Mais a sério, são dois jogadores em foco na II Liga. O Diogo Pinto é um dos goleadores do campeonato, com sete golos, e o Paulinho está com o registo de que já falámos. Este holofote que incide sobre ambos funciona como fator de pressão ou motivação?

Vejo isso como fator de motivação, porque agora que as expectativas estão lá em cima, nós temos de corresponder. Mas a equipa é que nos traz este holofote para cima de nós, porque se a equipa estiver bem claro que uma, duas, três, quatro individualidades vão sobressair. Se a equipa estiver mal, essas individualidades ofuscam-se.

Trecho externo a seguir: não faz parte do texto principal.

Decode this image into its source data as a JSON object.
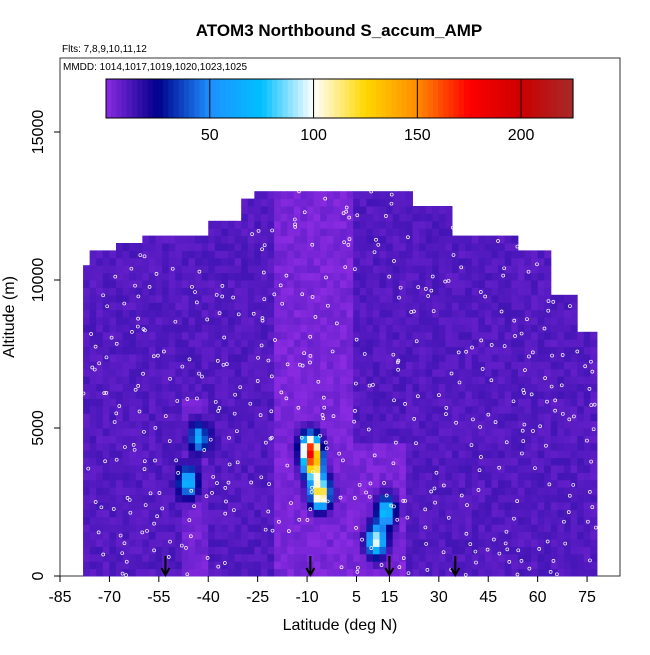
{
  "chart_data": {
    "type": "heatmap",
    "title": "ATOM3 Northbound S_accum_AMP",
    "flights_note": "Flts: 7,8,9,10,11,12",
    "dates_note": "MMDD: 1014,1017,1019,1020,1023,1025",
    "xlabel": "Latitude (deg N)",
    "ylabel": "Altitude (m)",
    "xlim": [
      -85,
      85
    ],
    "ylim": [
      0,
      17500
    ],
    "xticks": [
      -85,
      -70,
      -55,
      -40,
      -25,
      -10,
      5,
      15,
      30,
      45,
      60,
      75
    ],
    "yticks": [
      0,
      5000,
      10000,
      15000
    ],
    "colorbar": {
      "range": [
        0,
        225
      ],
      "ticks": [
        50,
        100,
        150,
        200
      ],
      "colors": [
        "#8a2be2",
        "#00008b",
        "#1e90ff",
        "#00bfff",
        "#ffffff",
        "#ffd700",
        "#ff8c00",
        "#ff0000",
        "#cc0000",
        "#a52a2a"
      ]
    },
    "background_value": 10,
    "hotspots": [
      {
        "lat": -9,
        "alt": 4300,
        "value": 150
      },
      {
        "lat": -8,
        "alt": 3700,
        "value": 110
      },
      {
        "lat": -6,
        "alt": 2800,
        "value": 130
      },
      {
        "lat": 11,
        "alt": 1200,
        "value": 95
      },
      {
        "lat": 14,
        "alt": 2200,
        "value": 75
      },
      {
        "lat": -46,
        "alt": 3200,
        "value": 70
      },
      {
        "lat": -43,
        "alt": 4700,
        "value": 60
      }
    ],
    "arrow_markers_lat": [
      -53,
      -9,
      15,
      35
    ],
    "scatter_points": []
  }
}
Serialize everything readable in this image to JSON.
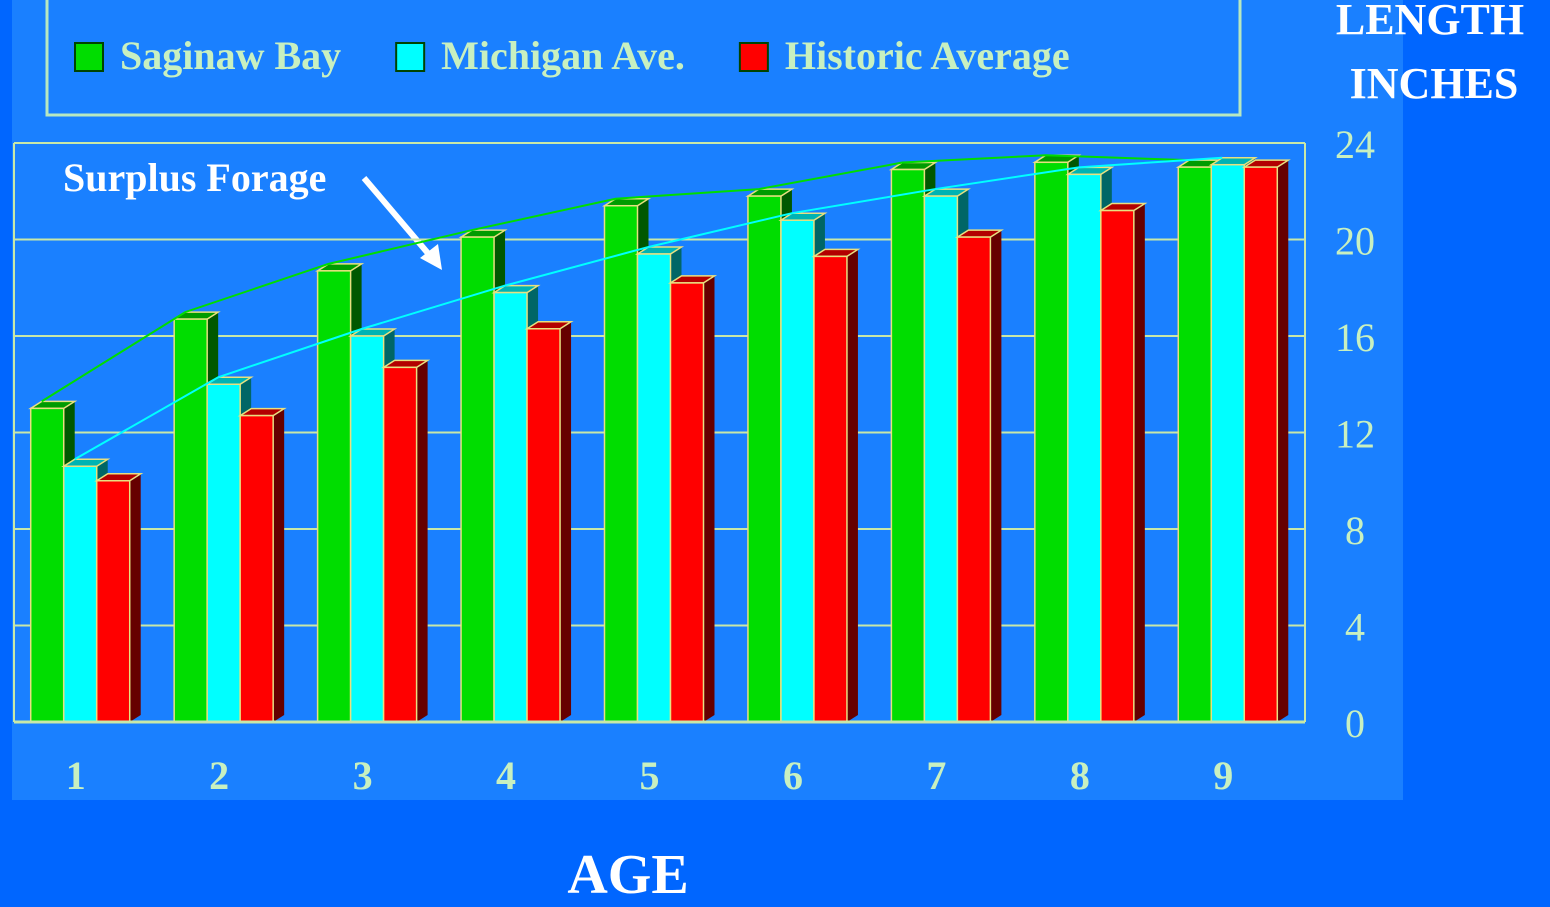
{
  "chart_data": {
    "type": "bar3d",
    "ylabel": [
      "LENGTH",
      "INCHES"
    ],
    "xlabel": "AGE",
    "annotation": "Surplus Forage",
    "categories": [
      "1",
      "2",
      "3",
      "4",
      "5",
      "6",
      "7",
      "8",
      "9"
    ],
    "series": [
      {
        "name": "Saginaw Bay",
        "color": "#00dd00",
        "outline": true,
        "values": [
          13.0,
          16.7,
          18.7,
          20.1,
          21.4,
          21.8,
          22.9,
          23.2,
          23.0
        ]
      },
      {
        "name": "Michigan Ave.",
        "color": "#00ffff",
        "outline": true,
        "values": [
          10.6,
          14.0,
          16.0,
          17.8,
          19.4,
          20.8,
          21.8,
          22.7,
          23.1
        ]
      },
      {
        "name": "Historic Average",
        "color": "#ff0000",
        "outline": false,
        "values": [
          10.0,
          12.7,
          14.7,
          16.3,
          18.2,
          19.3,
          20.1,
          21.2,
          23.0
        ]
      }
    ],
    "ylim": [
      0,
      24
    ],
    "yticks": [
      0,
      4,
      8,
      12,
      16,
      20,
      24
    ],
    "grid": true,
    "yaxis_side": "right"
  }
}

E até onde o pode levar este momento? Já recebeu telefonemas de números que não conhece?

Sim, é natural haver um contacto ou outro, mas deixo isso para os meus empresários trabalharem. O meu foco é dar o máximo todos os dias pela equipa e construir uma boa caminhada com o Estrela.

Como surgiu o interesse do Estrela?

Estava no Fafe, a época ainda não tinha acabado e já tinha havido contacto do Estrela. É um projeto muito aliciante, porque o Estrela tem uma excelente estrutura, com pessoas de muito trabalho. Prometeram dar tudo o que fosse preciso e estão a cumprir. Era um projeto muito aliciante que tinha de aceitar.

O Estrela regressa muitos anos depois aos campeonatos profissionais, após tempos de grandes dificuldades, mas surge com vitalidade. A equipa está a ser uma das boas surpresas da II Liga e está na luta pelas primeiras posições. Subir com o Estrela é um sonho ou um objetivo?

Não pensamos muito nisso. Pensamos jogo a jogo. Só somos candidatos a vencer cada jogo, ao fim de semana. Não temos projetos de subida na nossa cabeça. Focamo-nos no dia a dia.

É normal que assim seja, até porque se trata de uma equipa que chega de um escalão inferior, mas certo é que há dois exemplos bem recentes que fizeram o caminho de subidas sucessivas: o Vizela e o Arouca. O Estrela, como diz, tem a estrutura e tem resultados, e isso pode acontecer. Não estando focado na subida, este é um momento para aproveitar ao máximo?

Claro que sim, temos de aproveitar esta maré positiva, espremer isto ao máximo. A II Liga é muito competitiva e o importante é ir fazendo pontos, seja empates ou vitórias. Temos de fazer da nossa casa uma fortaleza e ir ganhando uns pontos fora.

Para terminar, a linha da meta. Qual é a meta de golos do Paulinho?

Não tenho uma meta fixa de golos. Quero marcar em todos os jogos. Sei que é muito difícil de acontecer e estou já focado em fazer mais um golo no próximo jogo.